Reducing the 4d Index to the S^3 Partition Function

TL;DR

This paper demonstrates that the 4d superconformal index reduces to the 3d S^3 partition function in the zero-circle-radius limit, establishing a direct connection between 4d and 3d gauge theories via matrix integrals.

Contribution

It shows that the 4d superconformal index simplifies to the 3d partition function, recovering known matrix integrals and revealing a q-deformation relationship.

Findings

The 4d index reduces to the 3d partition function as the circle radius approaches zero.

The matrix integral for the 4d index matches the known 3d partition function matrix integral.
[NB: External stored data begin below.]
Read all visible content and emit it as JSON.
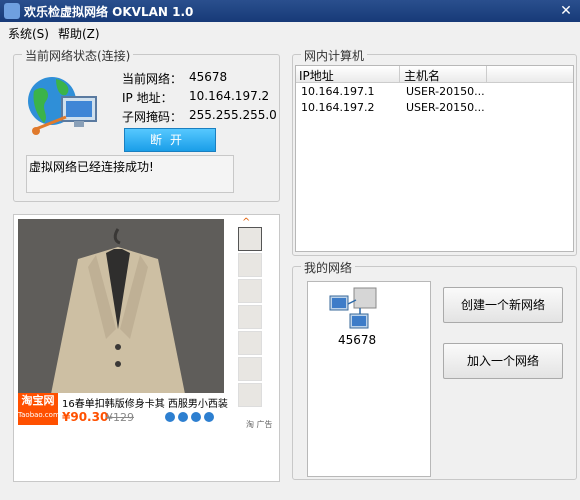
{
  "window": {
    "title": "欢乐检虚拟网络 OKVLAN 1.0",
    "close_label": "✕"
  },
  "menu": [
    {
      "label": "系统(S)"
    },
    {
      "label": "帮助(Z)"
    }
  ],
  "status_group": {
    "title": "当前网络状态(连接)",
    "network_label": "当前网络：",
    "network_value": "45678",
    "ip_label": "IP  地址：",
    "ip_value": "10.164.197.2",
    "mask_label": "子网掩码：",
    "mask_value": "255.255.255.0",
    "disconnect_label": "断开",
    "message": "虚拟网络已经连接成功!"
  },
  "lan_group": {
    "title": "网内计算机",
    "columns": [
      "IP地址",
      "主机名"
    ],
    "rows": [
      {
        "ip": "10.164.197.1",
        "host": "USER-20150..."
      },
      {
        "ip": "10.164.197.2",
        "host": "USER-20150..."
      }
    ]
  },
  "my_network_group": {
    "title": "我的网络",
    "network_name": "45678",
    "create_label": "创建一个新网络",
    "join_label": "加入一个网络"
  },
  "ad": {
    "brand": "淘宝网",
    "brand_sub": "Taobao.com",
    "product_title": "16春单扣韩版修身卡其 西服男小西装",
    "price": "¥90.30",
    "old_price": "¥129",
    "ad_mark": "淘  广告"
  }
}
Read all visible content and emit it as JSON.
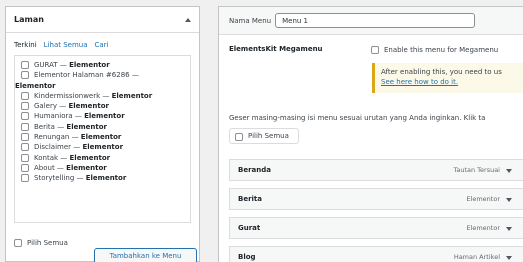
{
  "left_panel": {
    "title": "Laman",
    "tabs": [
      {
        "label": "Terkini"
      },
      {
        "label": "Lihat Semua"
      },
      {
        "label": "Cari"
      }
    ],
    "items": [
      {
        "title": "GURAT",
        "builder": "Elementor"
      },
      {
        "title": "Elementor Halaman #6286",
        "builder": "Elementor"
      },
      {
        "title": "Kindermissionwerk",
        "builder": "Elementor"
      },
      {
        "title": "Galery",
        "builder": "Elementor"
      },
      {
        "title": "Humaniora",
        "builder": "Elementor"
      },
      {
        "title": "Berita",
        "builder": "Elementor"
      },
      {
        "title": "Renungan",
        "builder": "Elementor"
      },
      {
        "title": "Disclaimer",
        "builder": "Elementor"
      },
      {
        "title": "Kontak",
        "builder": "Elementor"
      },
      {
        "title": "About",
        "builder": "Elementor"
      },
      {
        "title": "Storytelling",
        "builder": "Elementor"
      }
    ],
    "select_all_label": "Pilih Semua",
    "add_button_label": "Tambahkan ke Menu"
  },
  "right_panel": {
    "name_label": "Nama Menu",
    "name_value": "Menu 1",
    "ek_label": "ElementsKit Megamenu",
    "ek_option": "Enable this menu for Megamenu",
    "notice_text": "After enabling this, you need to us",
    "notice_link": "See here how to do it.",
    "instructions": "Geser masing-masing isi menu sesuai urutan yang Anda inginkan. Klik ta",
    "select_all_label": "Pilih Semua",
    "menu_items": [
      {
        "title": "Beranda",
        "type": "Tautan Tersuai"
      },
      {
        "title": "Berita",
        "type": "Elementor"
      },
      {
        "title": "Gurat",
        "type": "Elementor"
      },
      {
        "title": "Blog",
        "type": "Haman Artikel"
      }
    ]
  }
}
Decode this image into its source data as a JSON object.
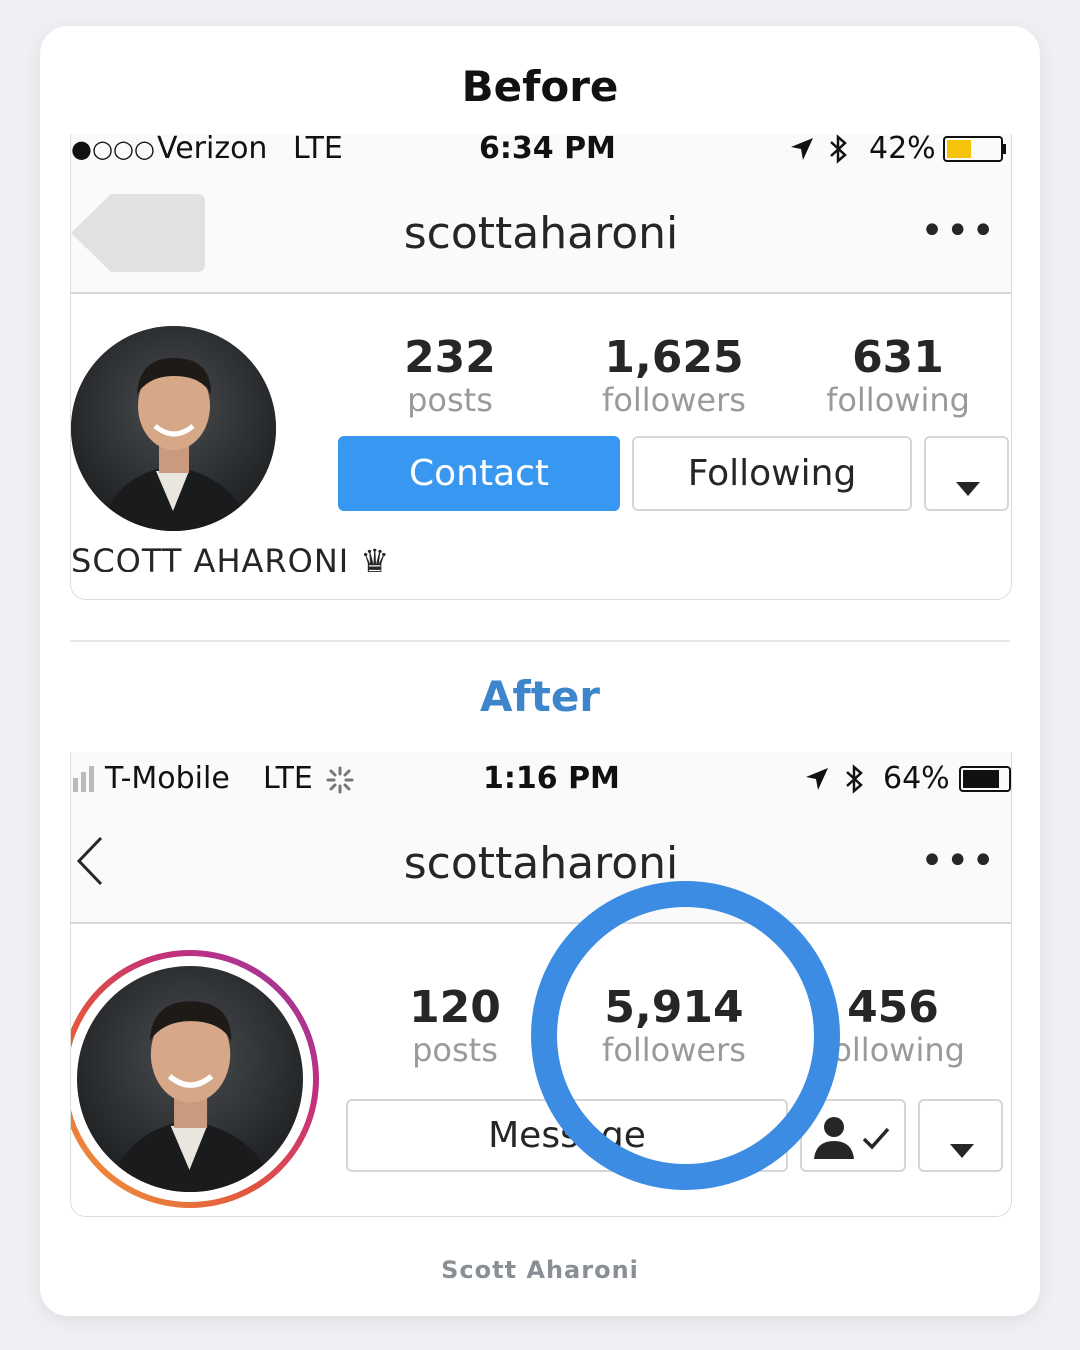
{
  "before": {
    "heading": "Before",
    "status": {
      "signal": "●○○○",
      "carrier": "Verizon",
      "network": "LTE",
      "time": "6:34 PM",
      "battery": "42%"
    },
    "username": "scottaharoni",
    "more": "•••",
    "stats": {
      "posts": "232",
      "posts_label": "posts",
      "followers": "1,625",
      "followers_label": "followers",
      "following": "631",
      "following_label": "following"
    },
    "contact_label": "Contact",
    "following_label": "Following",
    "bio_name": "SCOTT AHARONI ♛"
  },
  "after": {
    "heading": "After",
    "status": {
      "carrier": "T-Mobile",
      "network": "LTE",
      "time": "1:16 PM",
      "battery": "64%"
    },
    "username": "scottaharoni",
    "more": "•••",
    "stats": {
      "posts": "120",
      "posts_label": "posts",
      "followers": "5,914",
      "followers_label": "followers",
      "following": "456",
      "following_label": "following"
    },
    "message_label": "Message"
  },
  "caption": "Scott Aharoni",
  "colors": {
    "accent": "#3d86cc",
    "button_blue": "#3897f0",
    "highlight_circle": "#3c8ce4"
  }
}
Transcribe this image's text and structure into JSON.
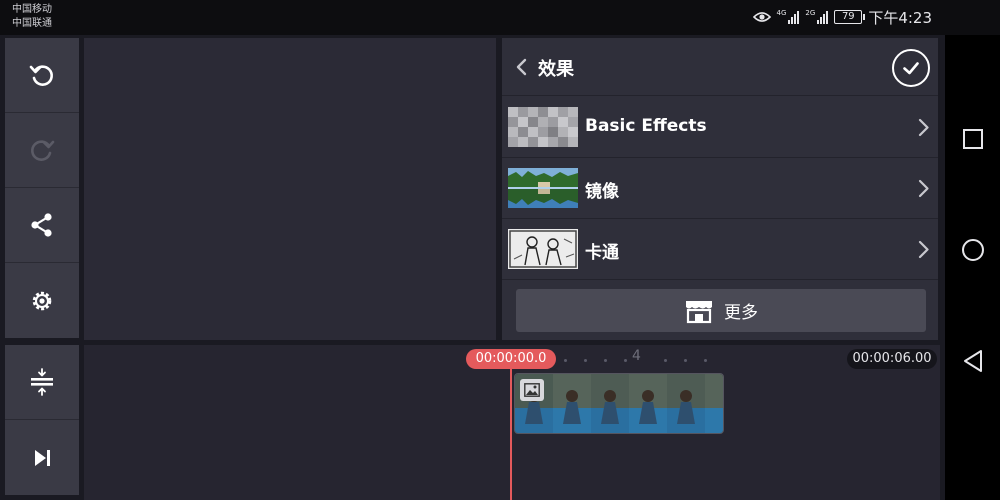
{
  "status_bar": {
    "carrier_1": "中国移动",
    "carrier_2": "中国联通",
    "signal_1_label": "4G",
    "signal_2_label": "2G",
    "battery": "79",
    "time": "下午4:23",
    "icons": [
      "eye-icon",
      "signal-icon",
      "signal-icon",
      "battery-icon"
    ]
  },
  "toolbar": {
    "top_buttons": [
      {
        "name": "undo-button",
        "icon": "undo-icon"
      },
      {
        "name": "redo-button",
        "icon": "redo-icon",
        "enabled": false
      },
      {
        "name": "share-button",
        "icon": "share-icon"
      },
      {
        "name": "settings-button",
        "icon": "gear-icon"
      }
    ],
    "bottom_buttons": [
      {
        "name": "track-adjust-button",
        "icon": "track-adjust-icon"
      },
      {
        "name": "skip-to-end-button",
        "icon": "skip-end-icon"
      }
    ]
  },
  "effects_panel": {
    "title": "效果",
    "items": [
      {
        "label": "Basic Effects",
        "thumb": "mosaic"
      },
      {
        "label": "镜像",
        "thumb": "mirror-landscape"
      },
      {
        "label": "卡通",
        "thumb": "cartoon"
      }
    ],
    "more_label": "更多"
  },
  "timeline": {
    "current_time": "00:00:00.0",
    "end_time": "00:00:06.00",
    "ruler_mark": "4",
    "clip_frame_count": 5
  },
  "colors": {
    "accent_red": "#e45a5c",
    "panel_bg": "#2f2f3a",
    "toolbar_btn": "#3a3a45",
    "preview_bg": "#2b2a36",
    "timeline_bg": "#262530"
  }
}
The superconformal index is a q-deformation of the 3d partition function.

Abstract

The superconformal index of a 4d gauge theory is computed by a matrix integral arising from localization of the supersymmetric path integral on S^3 x S^1 to the saddle point. As the radius of the circle goes to zero, it is natural to expect that the 4d path integral becomes the partition function of dimensionally reduced gauge theory on S^3. We show that this is indeed the case and recover the matrix integral of Kapustin, Willet and Yaakov from the matrix integral that computes the superconformal index. Remarkably, the superconformal index of the "parent" 4d theory can be thought of as the q-deformation of the 3d partition function.